The ZEW survey recently surprised to the upside hitting 47 which significantly above the average of 19 the past 10 years suggesting the sentiment on the Eurozone economy is getting stronger and stronger. The fact that the Eurozone economy is bouncing back into growth despite what the ECB sees as restrictive policy rates should tell the ECB that the high interest rates were not the causality driving the mild recession, but instead the short-lived shock the war in Ukraine colliding with the effects from inflation.

Wages have not cooled a lot in the Eurozone and the demographics mean that labour market could remain much tighter for much longer than what the ECB is expecting. Combining this with stronger commodity markets and the rebound in the economy and you have a potential dangerous cocktail for inflation if the ECB is also loosening financial conditions. To top it all, the geopolitics will add to inflationary pressures through two channels:

  1. European finance ministers called G7 nations on Friday to stay united on the view that China is undermining market based economies with their trade practices. As we have said for some time. The harder China pushes on the export string to resolve their economic problems the bigger the pushback will be leading to tariffs and more reshoring of manufacturing pushing up goods inflation over time.

  2. The war in Ukraine and the wider conflict with Russia will push EU countries to go beyond the fiscal constraints to ramp up military spending without sacrificing general welfare spending.
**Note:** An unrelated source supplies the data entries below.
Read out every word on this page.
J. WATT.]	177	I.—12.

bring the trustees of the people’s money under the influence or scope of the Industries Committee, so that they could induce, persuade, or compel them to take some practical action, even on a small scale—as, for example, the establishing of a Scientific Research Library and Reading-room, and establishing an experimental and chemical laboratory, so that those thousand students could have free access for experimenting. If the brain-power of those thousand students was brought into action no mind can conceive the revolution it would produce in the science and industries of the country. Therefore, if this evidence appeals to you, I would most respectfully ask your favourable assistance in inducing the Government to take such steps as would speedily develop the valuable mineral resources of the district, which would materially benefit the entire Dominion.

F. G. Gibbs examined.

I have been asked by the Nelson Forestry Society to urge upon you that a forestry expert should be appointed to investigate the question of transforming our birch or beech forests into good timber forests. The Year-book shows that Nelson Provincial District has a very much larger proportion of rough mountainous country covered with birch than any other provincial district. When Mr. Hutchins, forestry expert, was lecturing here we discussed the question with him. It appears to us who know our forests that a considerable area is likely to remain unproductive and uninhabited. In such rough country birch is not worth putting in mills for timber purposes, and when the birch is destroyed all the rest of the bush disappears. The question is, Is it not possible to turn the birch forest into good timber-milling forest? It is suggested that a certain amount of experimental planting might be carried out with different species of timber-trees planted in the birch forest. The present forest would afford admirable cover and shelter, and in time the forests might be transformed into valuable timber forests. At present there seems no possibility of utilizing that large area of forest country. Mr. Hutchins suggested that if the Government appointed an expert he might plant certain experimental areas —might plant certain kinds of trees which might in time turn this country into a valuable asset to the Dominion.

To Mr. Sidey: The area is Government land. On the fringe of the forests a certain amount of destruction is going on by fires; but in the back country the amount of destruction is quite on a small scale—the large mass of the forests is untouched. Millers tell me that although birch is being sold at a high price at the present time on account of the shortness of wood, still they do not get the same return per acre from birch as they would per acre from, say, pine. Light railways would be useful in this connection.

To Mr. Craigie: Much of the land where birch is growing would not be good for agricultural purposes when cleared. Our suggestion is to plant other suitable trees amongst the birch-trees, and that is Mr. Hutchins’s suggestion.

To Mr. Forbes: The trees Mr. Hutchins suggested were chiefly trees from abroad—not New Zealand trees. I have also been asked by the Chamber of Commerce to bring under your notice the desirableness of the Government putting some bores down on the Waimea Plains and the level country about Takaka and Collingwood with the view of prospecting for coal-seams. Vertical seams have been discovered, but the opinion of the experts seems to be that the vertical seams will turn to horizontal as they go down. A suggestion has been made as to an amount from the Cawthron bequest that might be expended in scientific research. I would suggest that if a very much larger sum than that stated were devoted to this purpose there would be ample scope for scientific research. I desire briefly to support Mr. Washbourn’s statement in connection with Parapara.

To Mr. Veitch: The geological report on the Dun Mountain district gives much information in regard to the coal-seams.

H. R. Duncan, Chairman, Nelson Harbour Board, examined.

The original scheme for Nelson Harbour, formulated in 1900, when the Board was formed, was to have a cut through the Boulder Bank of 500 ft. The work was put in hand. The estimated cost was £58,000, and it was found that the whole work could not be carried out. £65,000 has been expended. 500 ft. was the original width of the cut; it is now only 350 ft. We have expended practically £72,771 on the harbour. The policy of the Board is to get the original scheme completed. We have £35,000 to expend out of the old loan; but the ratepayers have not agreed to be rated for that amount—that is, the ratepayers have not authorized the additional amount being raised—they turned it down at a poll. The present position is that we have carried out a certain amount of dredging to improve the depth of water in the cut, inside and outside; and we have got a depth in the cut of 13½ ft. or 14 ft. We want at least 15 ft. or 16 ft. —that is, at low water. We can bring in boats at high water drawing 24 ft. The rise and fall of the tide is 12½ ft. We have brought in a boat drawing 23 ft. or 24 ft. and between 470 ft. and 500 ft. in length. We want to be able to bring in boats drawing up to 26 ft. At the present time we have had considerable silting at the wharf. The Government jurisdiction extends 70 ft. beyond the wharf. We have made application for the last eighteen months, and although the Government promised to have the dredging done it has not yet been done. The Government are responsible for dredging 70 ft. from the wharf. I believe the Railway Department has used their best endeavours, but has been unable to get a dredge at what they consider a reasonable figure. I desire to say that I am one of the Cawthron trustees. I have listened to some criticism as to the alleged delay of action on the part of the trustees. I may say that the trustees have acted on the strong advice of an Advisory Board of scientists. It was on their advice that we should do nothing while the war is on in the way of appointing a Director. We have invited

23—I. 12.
This will be inflationary as it increases the investment rate in Europe and drives up demand for workers and raw materials.

Private equity is the thriving despite elevated interest rates

Last week’s surprise upside to UK inflation and repricing of monetary policy delivered a blow to bond markets declining across the board. The biggest casualties however were real estate and gold declining 2.6% and 2.9% respectively. Emerging market equities also did not like this outlook of high interest rates for longer declining 1.5%.

The top performing asset class was listed private equity up 1.3% extending the year-to-date performance to 14.6% only surpassed by gold. Private equity has historically been thriving on low interest rates and as such one would have believed that high interest rates would be bad for private equity. But as the one-year performance shows, private equity has been the best performing asset class over the past year up 51.4%.

The biggest constituent in the listed private equity index is British 3i Group which reported results earlier this month highlighting strong performance with its portfolio company Action delivering strong annual growth of 28% and like-for-like growth of 17% which quite impressive for an European retailer. Action is the fastest growing non-food discounter in Europe with more than 2,300 stores and €8bn in revenue. We highlighting 3i Group and its investment in Action, because it can sometimes be difficult to understand what investors are actually getting exposure to when investing in listed private equity. But essentially, investors are getting exposure to companies in various industries and the bet the investor is taking is that these private equity firms are able to deliver a return that is higher than that in public markets.